Eight steps to keep students engaged

Program Coordinator
,
eStudent Services
Tuesday, January 10, 2017 - 8:30am (updated Wednesday, August 2, 2017 - 10:42am)

The price of immediate information at our fingertips has become increasingly expensive. This expense has come at the cost of our attention spans, devolving to the point that keeping the attention of a goldfish has become easier. According to Attention Spans Consumer Insights, Microsoft Canada, the average attention span of a human has decreased from 12 seconds to eight seconds from 2000 to 2013. That is one second lower than the average attention span of a goldfish. 

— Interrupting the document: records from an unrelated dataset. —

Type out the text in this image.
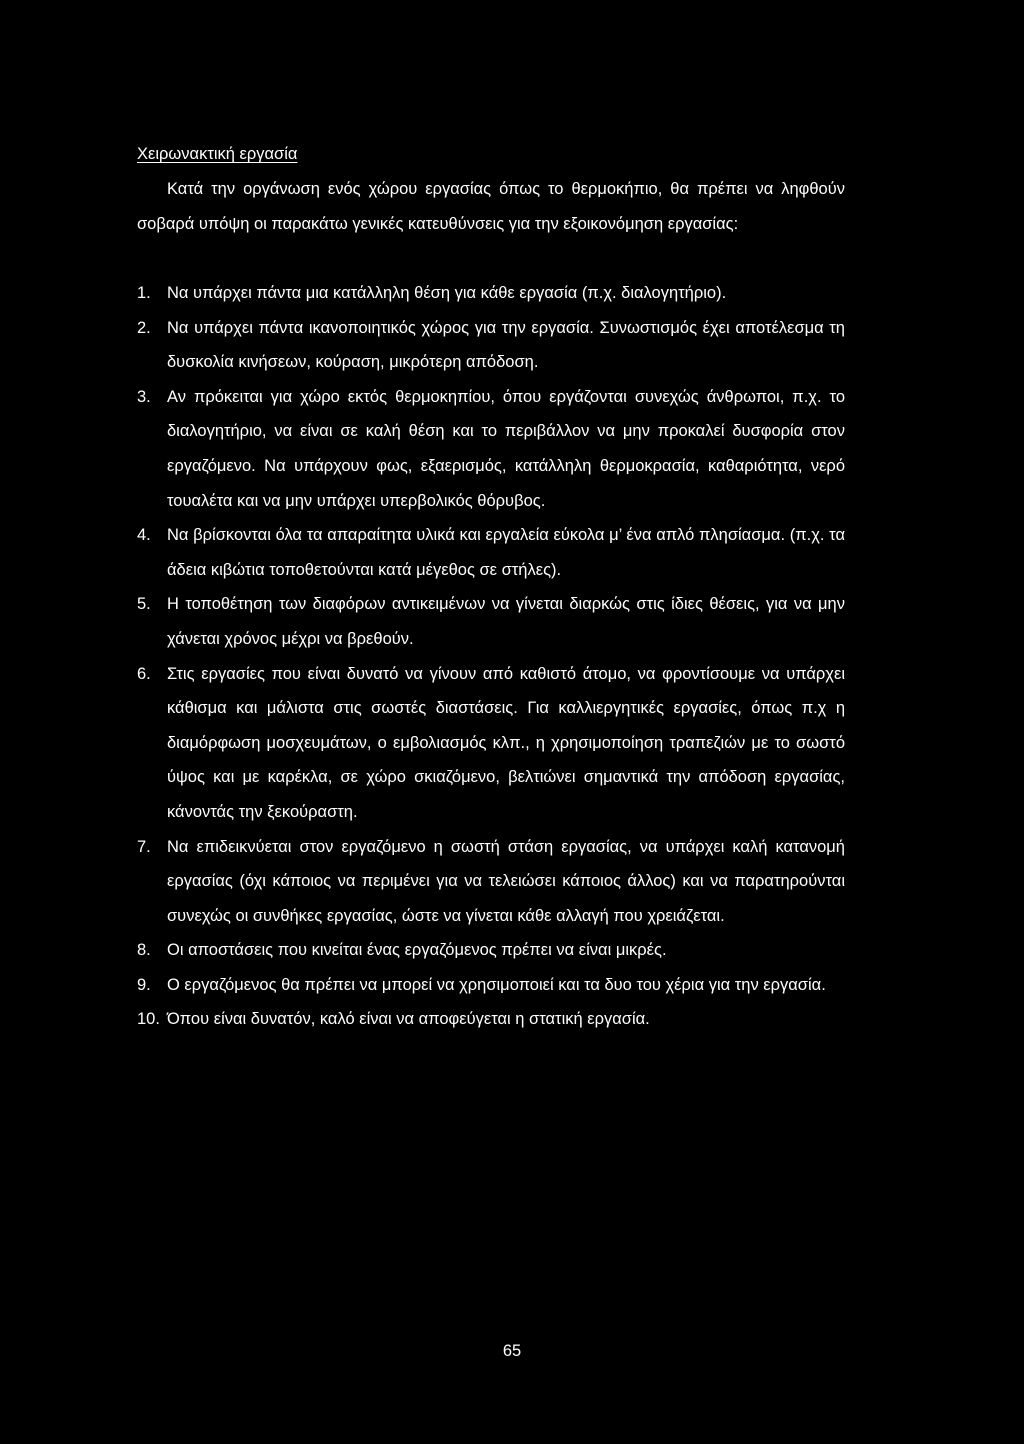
Χειρωνακτική εργασία

Κατά την οργάνωση ενός χώρου εργασίας όπως το θερμοκήπιο, θα πρέπει να ληφθούν σοβαρά υπόψη οι παρακάτω γενικές κατευθύνσεις για την εξοικονόμηση εργασίας:

1. Να υπάρχει πάντα μια κατάλληλη θέση για κάθε εργασία (π.χ. διαλογητήριο).
2. Να υπάρχει πάντα ικανοποιητικός χώρος για την εργασία. Συνωστισμός έχει αποτέλεσμα τη δυσκολία κινήσεων, κούραση, μικρότερη απόδοση.
3. Αν πρόκειται για χώρο εκτός θερμοκηπίου, όπου εργάζονται συνεχώς άνθρωποι, π.χ. το διαλογητήριο, να είναι σε καλή θέση και το περιβάλλον να μην προκαλεί δυσφορία στον εργαζόμενο. Να υπάρχουν φως, εξαερισμός, κατάλληλη θερμοκρασία, καθαριότητα, νερό τουαλέτα και να μην υπάρχει υπερβολικός θόρυβος.
4. Να βρίσκονται όλα τα απαραίτητα υλικά και εργαλεία εύκολα μ’ ένα απλό πλησίασμα. (π.χ. τα άδεια κιβώτια τοποθετούνται κατά μέγεθος σε στήλες).
5. Η τοποθέτηση των διαφόρων αντικειμένων να γίνεται διαρκώς στις ίδιες θέσεις, για να μην χάνεται χρόνος μέχρι να βρεθούν.
6. Στις εργασίες που είναι δυνατό να γίνουν από καθιστό άτομο, να φροντίσουμε να υπάρχει κάθισμα και μάλιστα στις σωστές διαστάσεις. Για καλλιεργητικές εργασίες, όπως π.χ η διαμόρφωση μοσχευμάτων, ο εμβολιασμός κλπ., η χρησιμοποίηση τραπεζιών με το σωστό ύψος και με καρέκλα, σε χώρο σκιαζόμενο, βελτιώνει σημαντικά την απόδοση εργασίας, κάνοντάς την ξεκούραστη.
7. Να επιδεικνύεται στον εργαζόμενο η σωστή στάση εργασίας, να υπάρχει καλή κατανομή εργασίας (όχι κάποιος να περιμένει για να τελειώσει κάποιος άλλος) και να παρατηρούνται συνεχώς οι συνθήκες εργασίας, ώστε να γίνεται κάθε αλλαγή που χρειάζεται.
8. Οι αποστάσεις που κινείται ένας εργαζόμενος πρέπει να είναι μικρές.
9. Ο εργαζόμενος θα πρέπει να μπορεί να χρησιμοποιεί και τα δυο του χέρια για την εργασία.
10. Όπου είναι δυνατόν, καλό είναι να αποφεύγεται η στατική εργασία.
65
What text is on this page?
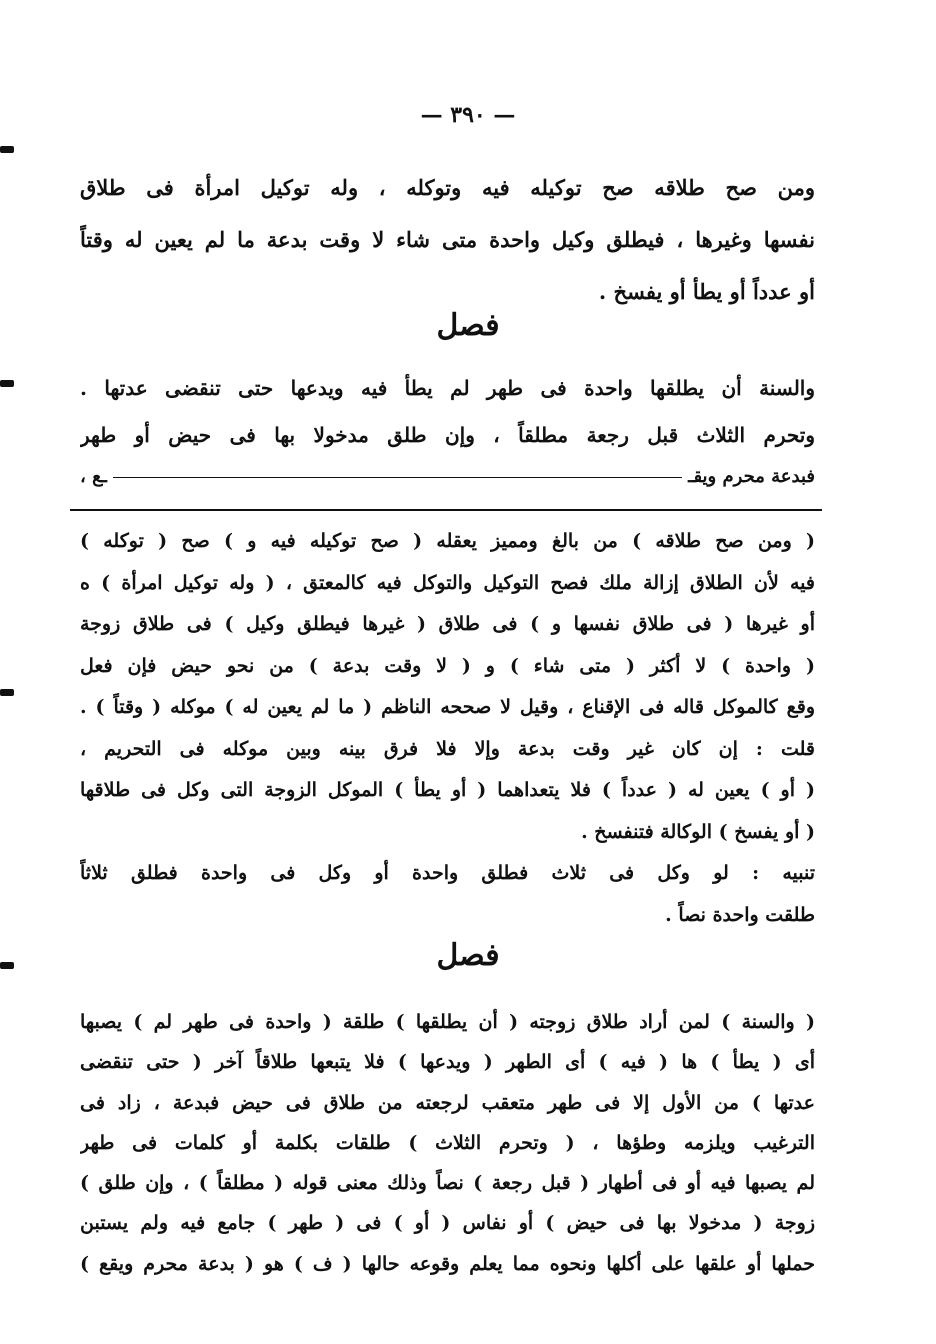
— ٣٩٠ —
ومن صح طلاقه صح توكيله فيه وتوكله ، وله توكيل امرأة فى طلاق
نفسها وغيرها ، فيطلق وكيل واحدة متى شاء لا وقت بدعة ما لم يعين له وقتاً
أو عدداً أو يطأ أو يفسخ .
فصل
والسنة أن يطلقها واحدة فى طهر لم يطأ فيه ويدعها حتى تنقضى عدتها .
وتحرم الثلاث قبل رجعة مطلقاً ، وإن طلق مدخولا بها فى حيض أو طهر
فبدعة محرم ويقـ
ـع ،
( ومن صح طلاقه ) من بالغ ومميز يعقله ( صح توكيله فيه و ) صح ( توكله )
فيه لأن الطلاق إزالة ملك فصح التوكيل والتوكل فيه كالمعتق ، ( وله توكيل امرأة ) ه
أو غيرها ( فى طلاق نفسها و ) فى طلاق ( غيرها فيطلق وكيل ) فى طلاق زوجة
( واحدة ) لا أكثر ( متى شاء ) و ( لا وقت بدعة ) من نحو حيض فإن فعل
وقع كالموكل قاله فى الإقناع ، وقيل لا صححه الناظم ( ما لم يعين له ) موكله ( وقتاً ) .
قلت : إن كان غير وقت بدعة وإلا فلا فرق بينه وبين موكله فى التحريم ،
( أو ) يعين له ( عدداً ) فلا يتعداهما ( أو يطأ ) الموكل الزوجة التى وكل فى طلاقها
( أو يفسخ ) الوكالة فتنفسخ .
تنبيه : لو وكل فى ثلاث فطلق واحدة أو وكل فى واحدة فطلق ثلاثاً
طلقت واحدة نصاً .
فصل
( والسنة ) لمن أراد طلاق زوجته ( أن يطلقها ) طلقة ( واحدة فى طهر لم ) يصبها
أى ( يطأ ) ها ( فيه ) أى الطهر ( ويدعها ) فلا يتبعها طلاقاً آخر ( حتى تنقضى
عدتها ) من الأول إلا فى طهر متعقب لرجعته من طلاق فى حيض فبدعة ، زاد فى
الترغيب ويلزمه وطؤها ، ( وتحرم الثلاث ) طلقات بكلمة أو كلمات فى طهر
لم يصبها فيه أو فى أطهار ( قبل رجعة ) نصاً وذلك معنى قوله ( مطلقاً ) ، وإن طلق )
زوجة ( مدخولا بها فى حيض ) أو نفاس ( أو ) فى ( طهر ) جامع فيه ولم يستبن
حملها أو علقها على أكلها ونحوه مما يعلم وقوعه حالها ( ف ) هو ( بدعة محرم ويقع )
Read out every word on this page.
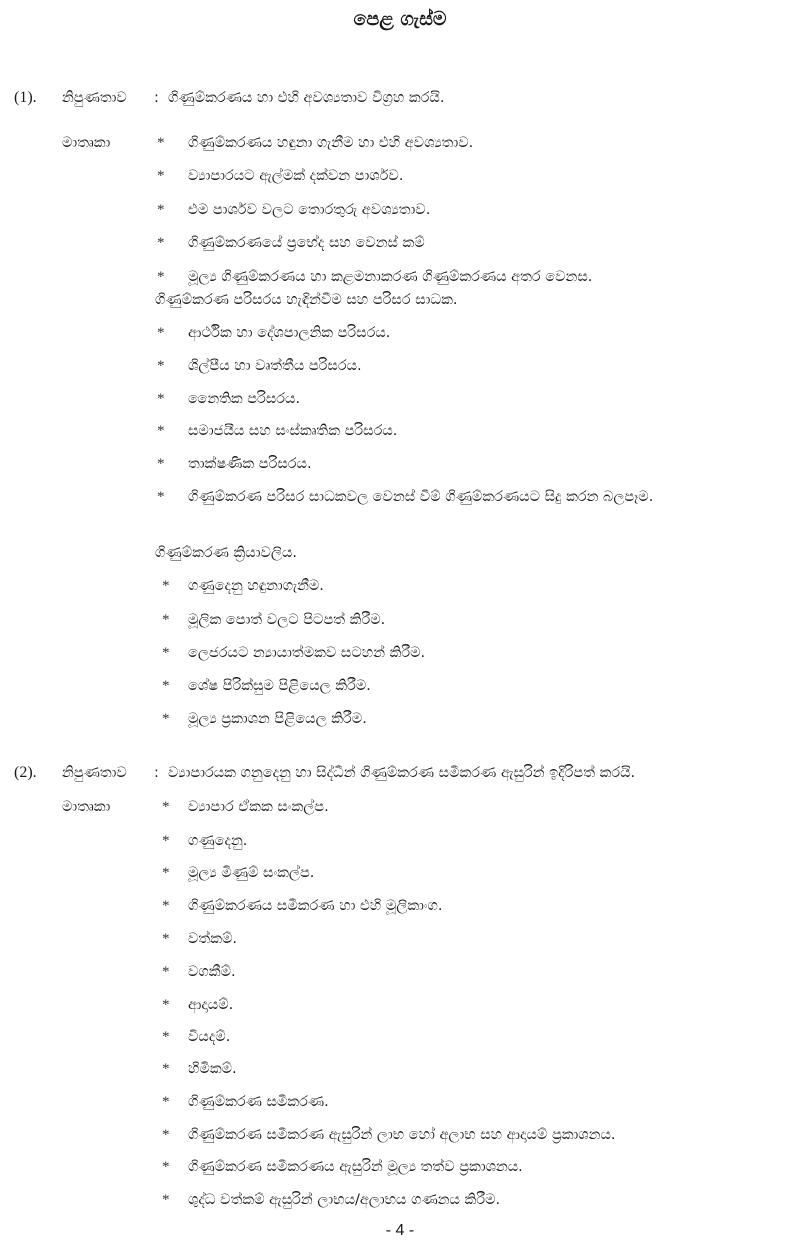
පෙළ ගැස්ම
(1). නිපුණතාව : ගිණුම්කරණය හා එහි අවශ්‍යතාව විග්‍රහ කරයි.
මාතෘකා	* ගිණුම්කරණය හඳුනා ගැනීම හා එහි අවශ්‍යතාව.
* ව්‍යාපාරයට ඇල්මක් දක්වන පාර්ශව.
* එම පාර්ශව වලට තොරතුරු අවශ්‍යතාව.
* ගිණුම්කරණයේ ප්‍රභේද සහ වෙනස් කම්
* මූල්‍ය ගිණුම්කරණය හා කළමනාකරණ ගිණුම්කරණය අතර වෙනස.
ගිණුම්කරණ පරිසරය හැඳින්වීම සහ පරිසර සාධක.
* ආර්ථික හා දේශපාලනික පරිසරය.
* ශිල්පීය හා වෘත්තීය පරිසරය.
* නෛතික පරිසරය.
* සමාජයීය සහ සංස්කෘතික පරිසරය.
* තාක්ෂණික පරිසරය.
* ගිණුම්කරණ පරිසර සාධකවල වෙනස් වීම් ගිණුම්කරණයට සිදු කරන බලපෑම.
ගිණුම්කරණ ක්‍රියාවලිය.
* ගණුදෙනු හඳුනාගැනීම.
* මූලික පොත් වලට පිටපත් කිරීම.
* ලෙජරයට න්‍යායාත්මකව සටහන් කිරීම.
* ශේෂ පිරික්සුම පිළියෙල කිරීම.
* මූල්‍ය ප්‍රකාශන පිළියෙල කිරීම.
(2). නිපුණතාව : ව්‍යාපාරයක ගනුදෙනු හා සිද්ධීන් ගිණුම්කරණ සමීකරණ ඇසුරින් ඉදිරිපත් කරයි.
මාතෘකා	* ව්‍යාපාර ඒකක සංකල්ප.
* ගණුදෙනු.
* මූල්‍ය මිණුම් සංකල්ප.
* ගිණුම්කරණය සමීකරණ හා එහි මූලිකාංග.
* වත්කම්.
* වගකීම්.
* ආදායම්.
* වියදම්.
* හිමිකම්.
* ගිණුම්කරණ සමීකරණ.
* ගිණුම්කරණ සමීකරණ ඇසුරින් ලාභ හෝ අලාභ සහ ආදායම් ප්‍රකාශනය.
* ගිණුම්කරණ සමීකරණය ඇසුරින් මූල්‍ය තත්ව ප්‍රකාශනය.
* ශුද්ධ වත්කම් ඇසුරින් ලාභය/අලාභය ගණනය කිරීම.
- 4 -
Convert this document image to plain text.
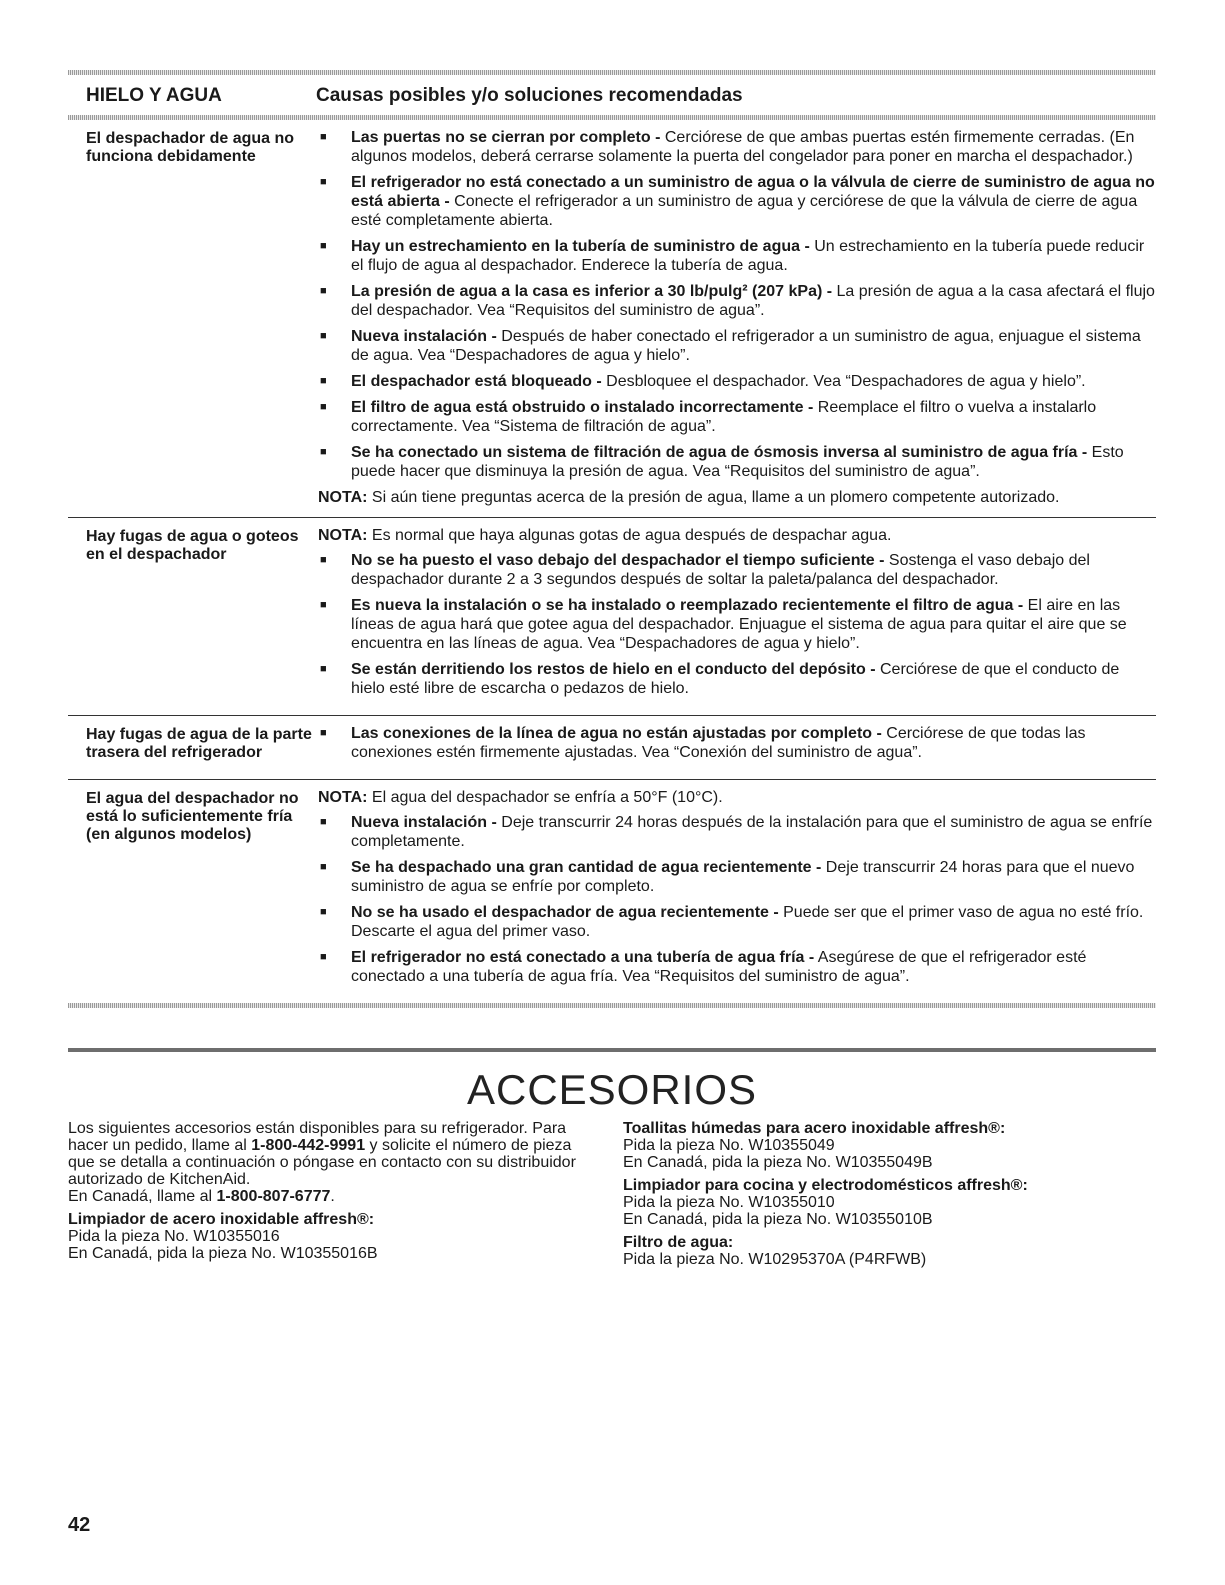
HIELO Y AGUA	Causas posibles y/o soluciones recomendadas
El despachador de agua no funciona debidamente
■	Las puertas no se cierran por completo - Cerciórese de que ambas puertas estén firmemente cerradas. (En algunos modelos, deberá cerrarse solamente la puerta del congelador para poner en marcha el despachador.)
■	El refrigerador no está conectado a un suministro de agua o la válvula de cierre de suministro de agua no está abierta - Conecte el refrigerador a un suministro de agua y cerciórese de que la válvula de cierre de agua esté completamente abierta.
■	Hay un estrechamiento en la tubería de suministro de agua - Un estrechamiento en la tubería puede reducir el flujo de agua al despachador. Enderece la tubería de agua.
■	La presión de agua a la casa es inferior a 30 lb/pulg² (207 kPa) - La presión de agua a la casa afectará el flujo del despachador. Vea “Requisitos del suministro de agua”.
■	Nueva instalación - Después de haber conectado el refrigerador a un suministro de agua, enjuague el sistema de agua. Vea “Despachadores de agua y hielo”.
■	El despachador está bloqueado - Desbloquee el despachador. Vea “Despachadores de agua y hielo”.
■	El filtro de agua está obstruido o instalado incorrectamente - Reemplace el filtro o vuelva a instalarlo correctamente. Vea “Sistema de filtración de agua”.
■	Se ha conectado un sistema de filtración de agua de ósmosis inversa al suministro de agua fría - Esto puede hacer que disminuya la presión de agua. Vea “Requisitos del suministro de agua”.
NOTA: Si aún tiene preguntas acerca de la presión de agua, llame a un plomero competente autorizado.
Hay fugas de agua o goteos en el despachador
NOTA: Es normal que haya algunas gotas de agua después de despachar agua.
■	No se ha puesto el vaso debajo del despachador el tiempo suficiente - Sostenga el vaso debajo del despachador durante 2 a 3 segundos después de soltar la paleta/palanca del despachador.
■	Es nueva la instalación o se ha instalado o reemplazado recientemente el filtro de agua - El aire en las líneas de agua hará que gotee agua del despachador. Enjuague el sistema de agua para quitar el aire que se encuentra en las líneas de agua. Vea “Despachadores de agua y hielo”.
■	Se están derritiendo los restos de hielo en el conducto del depósito - Cerciórese de que el conducto de hielo esté libre de escarcha o pedazos de hielo.
Hay fugas de agua de la parte trasera del refrigerador
■	Las conexiones de la línea de agua no están ajustadas por completo - Cerciórese de que todas las conexiones estén firmemente ajustadas. Vea “Conexión del suministro de agua”.
El agua del despachador no está lo suficientemente fría (en algunos modelos)
NOTA: El agua del despachador se enfría a 50°F (10°C).
■	Nueva instalación - Deje transcurrir 24 horas después de la instalación para que el suministro de agua se enfríe completamente.
■	Se ha despachado una gran cantidad de agua recientemente - Deje transcurrir 24 horas para que el nuevo suministro de agua se enfríe por completo.
■	No se ha usado el despachador de agua recientemente - Puede ser que el primer vaso de agua no esté frío. Descarte el agua del primer vaso.
■	El refrigerador no está conectado a una tubería de agua fría - Asegúrese de que el refrigerador esté conectado a una tubería de agua fría. Vea “Requisitos del suministro de agua”.
ACCESORIOS

Los siguientes accesorios están disponibles para su refrigerador. Para hacer un pedido, llame al 1-800-442-9991 y solicite el número de pieza que se detalla a continuación o póngase en contacto con su distribuidor autorizado de KitchenAid.

En Canadá, llame al 1-800-807-6777.

Limpiador de acero inoxidable affresh®:
Pida la pieza No. W10355016
En Canadá, pida la pieza No. W10355016B
Toallitas húmedas para acero inoxidable affresh®:
Pida la pieza No. W10355049
En Canadá, pida la pieza No. W10355049B
Limpiador para cocina y electrodomésticos affresh®:
Pida la pieza No. W10355010
En Canadá, pida la pieza No. W10355010B
Filtro de agua:
Pida la pieza No. W10295370A (P4RFWB)
42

A hurdle we have experienced at eStudent Services (eSS) has been how we can engage students to make them aware of our programs in eight seconds. With just over a half million students enrolled in higher education in Ohio, keeping that student population engaged and informed has been an impossible task, but with some help can be achieved. From an eSS perspective, here are eight simple steps to keeping engagement with your students in eight seconds or less:

  1. Get your social media footprint everywhere. Students today are on every outlet available, Facebook, Twitter, Instagram, Snapchat, YouTube and those platforms coming tomorrow. It is in your best interest to join them at their level by connecting on these platforms. If you are so inclined, use a social media manager to help operate your social footprint.
  2. Incorporate social media into all of your communications touchpoints. After you have created your social media accounts, you MUST share them with your students at every opportunity from online, in print, and via the social media outlets themselves. 
  3. Garner their attention. As a leader in your field, you should keep abreast of the trends and topics that students are interested in and relate to them. A simple way to do this is by monitoring what is trending on twitter and find ways to incorporate that into your message. 
  4. Engage your audience at least once per week or more if possible. Interactive conversations will prove beneficial to your social footprint. Provide exclusive content that cannot be found elsewhere online or otherwise.
  5. A picture is worth a thousand words so what is a video worth? A simple image can capture a program and a short video can explain more than an entire lecture. Creativity is a must today.
  6. Respond to your students when the opportunity presents itself. If you can personalize a response to a student, you will gain a follower and possibly an advocate. 
  7. Give them a drive to action. This could as simple as inviting them to an event or signing up for a service you offer.
  8. Finally, do not be afraid to adopt emerging technology. Your students are the front line troops in this field, you shouldn’t be far behind. 

I will leave you with this, “What information consumes is rather obvious: it consumes the attention of its recipients. Hence a wealth of information creates a poverty of attention and a need to allocate that attention efficiently among the overabundance of information sources that might consume it.”  - Herbert Simon, Nobel Prize winner for Economics.